Get good quality parts - preferably OEM - and while there might as well replace the wires and plugs of you haven't in the last 2 years.
Good luck!
I know you have probably isolated your problem to being spark related by the sounds but I thought I should broach the reason I was starting with checking the timing belt and not jumping to the usual 3 of spark, fuel and compression (oxygen).
You said you didn't know when the timing belt was last done and that the car just quit on you. If the timing belt breaks it does pretty much that and instead of pushing you towards cranking the motor anymore (compression test etc), I figured the first step would be to be sure the timing belt is still intact. Then you can safely move to the other more typical steps of a no start diagnosis.
Suggesting cranking the motor with a blown timing belt can potentially be more damaging.
I'm posting this purely as an FYI being I'm not sure if you will be doing that timing belt any time soon and the next time it just quits on you.... You may want to keep this info in mind before you go about cranking the motor to check compression, noid lights, spark etc.
I'm glad in this case it's not the timing belt as that can be a serious job with pulling the head to lap in a new valve or two.

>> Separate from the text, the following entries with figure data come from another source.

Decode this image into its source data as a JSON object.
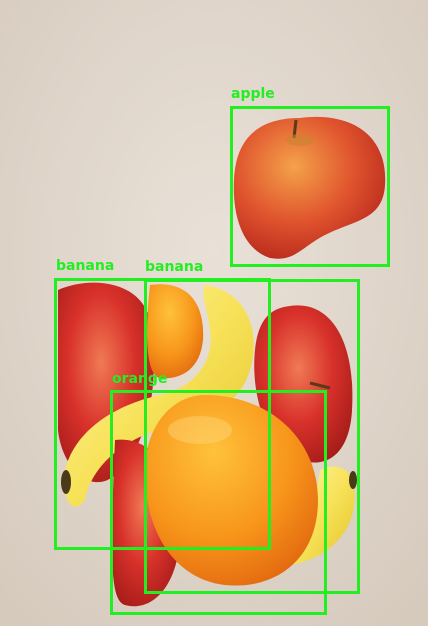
{
  "detections": [
    {
      "label": "apple"
    },
    {
      "label": "banana"
    },
    {
      "label": "banana"
    },
    {
      "label": "orange"
    }
  ],
  "colors": {
    "box": "#22ee22",
    "background": "#e2d8cd"
  }
}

You said you didn't know when the timing belt was last done and that the car just quit on you. If the timing belt breaks it does pretty much that and instead of pushing you towards cranking the motor anymore (compression test etc), I figured the first step would be to be sure the timing belt is still intact. Then you can safely move to the other more typical steps of a no start diagnosis.
Suggesting cranking the motor with a blown timing belt can potentially be more damaging.

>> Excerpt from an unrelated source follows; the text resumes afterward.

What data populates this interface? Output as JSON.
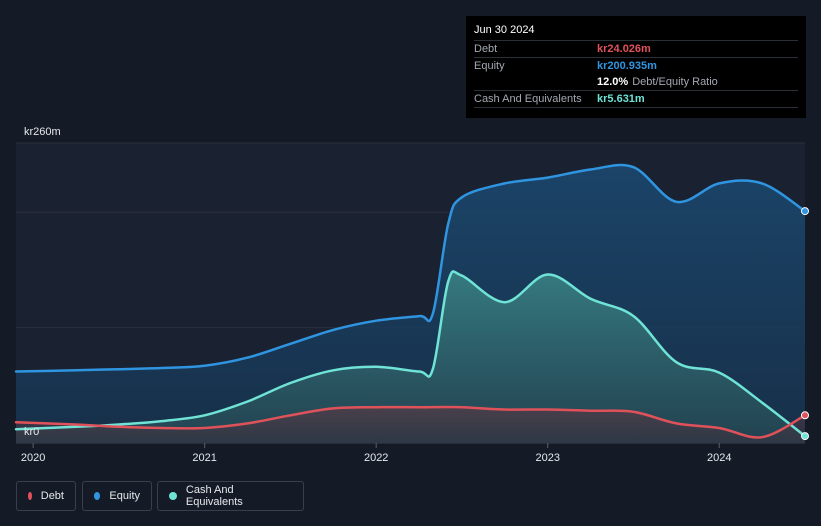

I'm posting this purely as an FYI being I'm not sure if you will be doing that timing belt any time soon and the next time it just quits on you.... You may want to keep this info in mind before you go about cranking the motor to check compression, noid lights, spark etc.
I'm glad in this case it's not the timing belt as that can be a serious job with pulling the head to lap in a new valve or two.
The problem was that the set screw for the rotor came out. The rotor was cracked and one of the points on the dist cap was bent back. Never seen anything like it. Sorry I did not get back to this earlier, life has a way of getting in the way. Thank you for all your suggestions. You guys are the best.